American Journal of Physiology-Legacy Content ◽

10.1152/ajplegacy.1962.203.1.73 ◽

1962 ◽

Vol 203 (1) ◽

pp. 73-80 ◽

Cited By ~ 113

Author(s):

James G. Manis ◽

David Schachter

Keyword(s):

Iron Absorption ◽

Blood Stream ◽

Proximal Duodenum ◽

Serosal Surface ◽

Active Transfer ◽

Potential Gradients ◽

Mucosal Uptake ◽

Step Mechanism ◽

Net Transfer

Everted gut sacs prepared from the proximal duodenum of the rat, mouse, and golden hamster can transfer iron actively, i.e. against concentration and potential gradients, from the mucosa to the serosa. The active transfer involves two steps: mucosal uptake and net transfer to the serosal surface. Oxidative metabolism is apparently required for each of the steps. Net transfer to the serosal surface is slower, more readily rate-limited, and more sharply localized to the proximal duodenum than is mucosal uptake. Both divalent and trivalent iron are taken up at the mucosal surface, but net transfer to the serosal surface is relatively specific for divalent iron.

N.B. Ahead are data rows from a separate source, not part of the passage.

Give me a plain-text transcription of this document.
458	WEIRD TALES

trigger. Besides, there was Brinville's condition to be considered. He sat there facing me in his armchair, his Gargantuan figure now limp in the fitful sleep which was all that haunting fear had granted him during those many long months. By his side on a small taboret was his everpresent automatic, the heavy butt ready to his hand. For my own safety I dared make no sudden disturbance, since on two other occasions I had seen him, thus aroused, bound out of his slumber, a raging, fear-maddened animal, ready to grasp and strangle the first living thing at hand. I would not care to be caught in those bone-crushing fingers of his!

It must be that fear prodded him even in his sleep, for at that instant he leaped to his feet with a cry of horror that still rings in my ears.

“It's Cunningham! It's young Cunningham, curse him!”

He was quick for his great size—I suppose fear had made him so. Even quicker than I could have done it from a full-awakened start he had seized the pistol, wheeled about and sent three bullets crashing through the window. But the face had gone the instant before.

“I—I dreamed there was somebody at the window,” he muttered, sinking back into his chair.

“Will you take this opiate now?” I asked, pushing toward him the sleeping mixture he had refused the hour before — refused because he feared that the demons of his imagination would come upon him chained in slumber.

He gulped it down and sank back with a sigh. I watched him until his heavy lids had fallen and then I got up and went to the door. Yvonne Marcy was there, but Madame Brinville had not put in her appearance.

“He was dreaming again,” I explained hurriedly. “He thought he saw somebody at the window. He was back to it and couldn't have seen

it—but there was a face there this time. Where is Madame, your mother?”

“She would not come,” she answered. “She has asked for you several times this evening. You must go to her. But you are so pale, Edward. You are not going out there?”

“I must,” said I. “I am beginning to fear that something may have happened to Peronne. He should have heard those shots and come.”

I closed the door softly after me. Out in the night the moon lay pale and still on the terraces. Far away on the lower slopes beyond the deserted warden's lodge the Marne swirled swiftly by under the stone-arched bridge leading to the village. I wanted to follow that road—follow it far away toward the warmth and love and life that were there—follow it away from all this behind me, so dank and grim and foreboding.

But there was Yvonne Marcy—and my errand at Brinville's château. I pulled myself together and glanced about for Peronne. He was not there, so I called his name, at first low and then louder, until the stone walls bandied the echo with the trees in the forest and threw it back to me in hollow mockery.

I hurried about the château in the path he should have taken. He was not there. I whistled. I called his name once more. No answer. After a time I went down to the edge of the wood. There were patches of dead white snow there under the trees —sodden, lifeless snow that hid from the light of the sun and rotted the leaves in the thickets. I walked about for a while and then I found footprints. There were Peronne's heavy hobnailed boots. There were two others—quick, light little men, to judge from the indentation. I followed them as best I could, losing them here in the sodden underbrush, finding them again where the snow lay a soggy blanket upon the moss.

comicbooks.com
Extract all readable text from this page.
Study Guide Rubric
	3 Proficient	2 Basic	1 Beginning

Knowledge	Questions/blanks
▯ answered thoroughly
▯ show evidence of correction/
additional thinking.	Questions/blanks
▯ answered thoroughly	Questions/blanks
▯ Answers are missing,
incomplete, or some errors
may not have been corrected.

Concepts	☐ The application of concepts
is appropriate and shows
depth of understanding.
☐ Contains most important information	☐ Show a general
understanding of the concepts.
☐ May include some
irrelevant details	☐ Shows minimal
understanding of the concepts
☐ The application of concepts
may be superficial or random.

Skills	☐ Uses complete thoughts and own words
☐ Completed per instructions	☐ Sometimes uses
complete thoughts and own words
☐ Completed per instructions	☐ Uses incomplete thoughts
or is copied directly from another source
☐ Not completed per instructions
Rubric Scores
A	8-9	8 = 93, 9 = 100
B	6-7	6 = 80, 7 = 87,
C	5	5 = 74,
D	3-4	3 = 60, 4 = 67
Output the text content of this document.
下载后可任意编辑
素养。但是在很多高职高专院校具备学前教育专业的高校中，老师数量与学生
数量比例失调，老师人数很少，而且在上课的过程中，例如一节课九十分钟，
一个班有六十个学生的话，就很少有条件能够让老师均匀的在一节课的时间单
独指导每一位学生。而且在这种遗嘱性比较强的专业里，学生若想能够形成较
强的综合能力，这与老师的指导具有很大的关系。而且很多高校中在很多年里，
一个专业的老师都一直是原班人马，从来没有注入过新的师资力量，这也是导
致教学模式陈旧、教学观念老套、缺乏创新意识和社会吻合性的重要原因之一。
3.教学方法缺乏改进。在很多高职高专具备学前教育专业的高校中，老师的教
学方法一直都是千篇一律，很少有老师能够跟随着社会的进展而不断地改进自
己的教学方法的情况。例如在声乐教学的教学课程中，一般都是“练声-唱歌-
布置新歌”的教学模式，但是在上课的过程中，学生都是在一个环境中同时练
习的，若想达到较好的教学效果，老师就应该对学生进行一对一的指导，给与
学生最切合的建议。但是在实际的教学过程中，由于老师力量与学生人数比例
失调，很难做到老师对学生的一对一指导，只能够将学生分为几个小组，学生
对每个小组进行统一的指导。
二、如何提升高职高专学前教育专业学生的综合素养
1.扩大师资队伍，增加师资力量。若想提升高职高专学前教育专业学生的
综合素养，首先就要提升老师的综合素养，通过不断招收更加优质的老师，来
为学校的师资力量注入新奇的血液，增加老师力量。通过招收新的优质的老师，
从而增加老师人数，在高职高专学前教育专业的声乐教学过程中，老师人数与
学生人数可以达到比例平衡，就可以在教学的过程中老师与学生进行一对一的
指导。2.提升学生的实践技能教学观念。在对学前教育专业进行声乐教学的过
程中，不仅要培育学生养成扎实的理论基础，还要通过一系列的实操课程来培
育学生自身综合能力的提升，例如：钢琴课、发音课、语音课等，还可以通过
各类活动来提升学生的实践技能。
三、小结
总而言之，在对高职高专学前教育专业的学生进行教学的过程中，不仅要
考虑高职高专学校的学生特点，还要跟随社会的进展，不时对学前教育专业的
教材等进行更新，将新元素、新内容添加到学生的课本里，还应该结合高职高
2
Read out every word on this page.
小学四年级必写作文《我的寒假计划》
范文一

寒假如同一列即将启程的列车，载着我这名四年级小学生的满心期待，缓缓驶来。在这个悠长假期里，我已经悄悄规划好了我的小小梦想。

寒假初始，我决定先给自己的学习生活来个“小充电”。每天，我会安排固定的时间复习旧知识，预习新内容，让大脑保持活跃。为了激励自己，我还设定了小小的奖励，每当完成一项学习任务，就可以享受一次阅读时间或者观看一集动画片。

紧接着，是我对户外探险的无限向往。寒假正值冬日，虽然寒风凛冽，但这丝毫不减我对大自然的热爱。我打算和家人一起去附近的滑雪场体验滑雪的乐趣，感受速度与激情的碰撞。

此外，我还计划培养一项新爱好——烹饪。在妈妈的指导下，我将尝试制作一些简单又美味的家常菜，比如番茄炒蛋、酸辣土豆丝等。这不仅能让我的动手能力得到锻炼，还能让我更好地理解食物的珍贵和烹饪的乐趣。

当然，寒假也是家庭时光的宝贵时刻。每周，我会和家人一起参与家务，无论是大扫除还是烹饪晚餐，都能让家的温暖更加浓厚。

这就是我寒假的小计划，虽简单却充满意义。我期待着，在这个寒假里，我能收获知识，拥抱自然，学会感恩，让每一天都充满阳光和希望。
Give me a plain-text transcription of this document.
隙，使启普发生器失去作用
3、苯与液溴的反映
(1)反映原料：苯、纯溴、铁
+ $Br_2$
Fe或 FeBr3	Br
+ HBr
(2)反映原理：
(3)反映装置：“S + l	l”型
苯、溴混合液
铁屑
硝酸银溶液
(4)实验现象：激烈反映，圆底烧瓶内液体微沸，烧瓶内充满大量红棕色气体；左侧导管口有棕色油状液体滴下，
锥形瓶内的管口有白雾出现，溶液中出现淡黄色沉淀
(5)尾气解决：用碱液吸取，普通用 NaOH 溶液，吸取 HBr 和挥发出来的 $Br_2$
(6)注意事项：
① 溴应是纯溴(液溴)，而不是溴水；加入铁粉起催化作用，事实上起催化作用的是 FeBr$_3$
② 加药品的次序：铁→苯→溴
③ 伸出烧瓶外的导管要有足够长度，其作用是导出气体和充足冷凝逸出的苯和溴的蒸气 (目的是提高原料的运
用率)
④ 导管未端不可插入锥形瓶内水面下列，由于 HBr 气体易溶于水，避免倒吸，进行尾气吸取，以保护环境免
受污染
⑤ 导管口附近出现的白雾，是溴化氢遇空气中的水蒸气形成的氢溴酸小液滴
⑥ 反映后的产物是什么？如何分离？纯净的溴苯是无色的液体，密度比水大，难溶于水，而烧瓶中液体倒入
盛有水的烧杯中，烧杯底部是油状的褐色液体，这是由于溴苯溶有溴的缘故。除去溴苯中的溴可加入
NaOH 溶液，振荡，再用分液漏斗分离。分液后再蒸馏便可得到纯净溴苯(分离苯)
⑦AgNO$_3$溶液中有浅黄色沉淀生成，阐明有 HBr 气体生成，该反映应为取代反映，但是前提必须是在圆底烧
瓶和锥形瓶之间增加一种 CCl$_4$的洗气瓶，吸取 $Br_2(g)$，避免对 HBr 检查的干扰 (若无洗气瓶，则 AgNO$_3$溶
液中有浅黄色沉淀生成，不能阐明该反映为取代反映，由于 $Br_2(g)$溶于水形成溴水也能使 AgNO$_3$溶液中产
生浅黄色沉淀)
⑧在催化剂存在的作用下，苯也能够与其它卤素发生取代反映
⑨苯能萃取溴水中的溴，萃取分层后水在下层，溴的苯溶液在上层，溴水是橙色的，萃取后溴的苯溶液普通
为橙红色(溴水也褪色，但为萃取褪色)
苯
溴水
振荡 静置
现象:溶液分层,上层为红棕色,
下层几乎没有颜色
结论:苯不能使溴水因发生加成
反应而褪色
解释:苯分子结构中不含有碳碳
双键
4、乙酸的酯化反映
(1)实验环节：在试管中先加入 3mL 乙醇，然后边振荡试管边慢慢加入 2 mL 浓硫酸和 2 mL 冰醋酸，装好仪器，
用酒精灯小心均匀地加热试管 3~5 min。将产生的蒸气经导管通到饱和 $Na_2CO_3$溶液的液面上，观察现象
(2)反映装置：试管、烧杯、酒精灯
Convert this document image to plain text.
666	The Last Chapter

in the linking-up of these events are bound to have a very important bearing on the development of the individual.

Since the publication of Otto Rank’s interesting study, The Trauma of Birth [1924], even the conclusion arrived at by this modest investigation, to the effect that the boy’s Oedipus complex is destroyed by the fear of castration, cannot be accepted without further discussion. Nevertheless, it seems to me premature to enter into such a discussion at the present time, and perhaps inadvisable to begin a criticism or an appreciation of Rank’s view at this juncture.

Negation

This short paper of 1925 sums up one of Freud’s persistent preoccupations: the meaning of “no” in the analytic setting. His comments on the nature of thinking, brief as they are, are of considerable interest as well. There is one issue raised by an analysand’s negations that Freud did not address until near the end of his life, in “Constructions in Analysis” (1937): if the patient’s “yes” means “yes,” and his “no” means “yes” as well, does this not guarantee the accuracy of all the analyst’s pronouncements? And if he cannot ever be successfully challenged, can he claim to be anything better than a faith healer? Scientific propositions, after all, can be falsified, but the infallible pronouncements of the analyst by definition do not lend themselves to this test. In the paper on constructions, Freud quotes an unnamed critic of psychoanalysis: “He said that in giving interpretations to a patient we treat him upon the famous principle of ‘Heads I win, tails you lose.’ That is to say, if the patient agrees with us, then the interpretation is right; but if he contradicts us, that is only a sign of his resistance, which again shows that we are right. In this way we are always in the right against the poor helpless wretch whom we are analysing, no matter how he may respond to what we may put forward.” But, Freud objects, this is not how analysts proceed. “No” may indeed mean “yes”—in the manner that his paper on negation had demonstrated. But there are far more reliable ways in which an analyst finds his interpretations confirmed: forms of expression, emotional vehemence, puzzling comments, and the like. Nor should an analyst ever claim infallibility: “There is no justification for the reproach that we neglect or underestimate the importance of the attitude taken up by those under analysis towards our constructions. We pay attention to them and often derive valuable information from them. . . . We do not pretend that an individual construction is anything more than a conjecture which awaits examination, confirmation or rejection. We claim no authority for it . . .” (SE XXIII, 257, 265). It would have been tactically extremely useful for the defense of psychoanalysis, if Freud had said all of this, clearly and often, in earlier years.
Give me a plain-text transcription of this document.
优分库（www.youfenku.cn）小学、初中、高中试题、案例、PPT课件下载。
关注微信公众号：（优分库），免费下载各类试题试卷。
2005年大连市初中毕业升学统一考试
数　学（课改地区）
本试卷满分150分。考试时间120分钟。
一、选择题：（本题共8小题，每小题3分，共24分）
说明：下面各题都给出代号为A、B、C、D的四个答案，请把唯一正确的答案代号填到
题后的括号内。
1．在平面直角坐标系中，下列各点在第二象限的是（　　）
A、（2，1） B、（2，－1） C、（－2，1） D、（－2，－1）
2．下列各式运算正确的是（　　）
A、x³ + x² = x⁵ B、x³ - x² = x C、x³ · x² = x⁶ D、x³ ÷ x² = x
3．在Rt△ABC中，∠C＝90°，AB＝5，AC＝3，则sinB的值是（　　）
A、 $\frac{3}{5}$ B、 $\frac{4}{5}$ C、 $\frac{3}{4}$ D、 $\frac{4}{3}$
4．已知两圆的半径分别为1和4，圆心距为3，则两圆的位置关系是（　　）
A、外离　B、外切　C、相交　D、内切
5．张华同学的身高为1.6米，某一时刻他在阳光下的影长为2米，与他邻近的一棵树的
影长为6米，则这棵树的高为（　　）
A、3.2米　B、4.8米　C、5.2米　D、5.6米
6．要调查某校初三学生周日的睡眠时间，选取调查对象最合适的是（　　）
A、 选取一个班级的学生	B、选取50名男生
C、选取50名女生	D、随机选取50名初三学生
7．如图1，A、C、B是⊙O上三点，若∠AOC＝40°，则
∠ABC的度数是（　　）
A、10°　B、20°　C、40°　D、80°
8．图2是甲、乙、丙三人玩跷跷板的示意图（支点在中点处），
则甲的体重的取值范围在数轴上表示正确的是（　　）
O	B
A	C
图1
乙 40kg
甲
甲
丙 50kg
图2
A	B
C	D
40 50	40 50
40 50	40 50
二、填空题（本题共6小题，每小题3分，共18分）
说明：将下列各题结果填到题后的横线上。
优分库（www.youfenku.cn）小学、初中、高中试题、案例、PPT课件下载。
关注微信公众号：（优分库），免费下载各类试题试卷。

Calcium inhibits the net serosal transfer of iron at concentrations which do not inhibit the mucosal uptake. Parallel studies with loops of duodenum in living rats indicate that the active, two-step mechanism for iron absorption also functions in vivo, where the steps in the transfer are mucosal uptake followed by transport from the tissue to the blood stream.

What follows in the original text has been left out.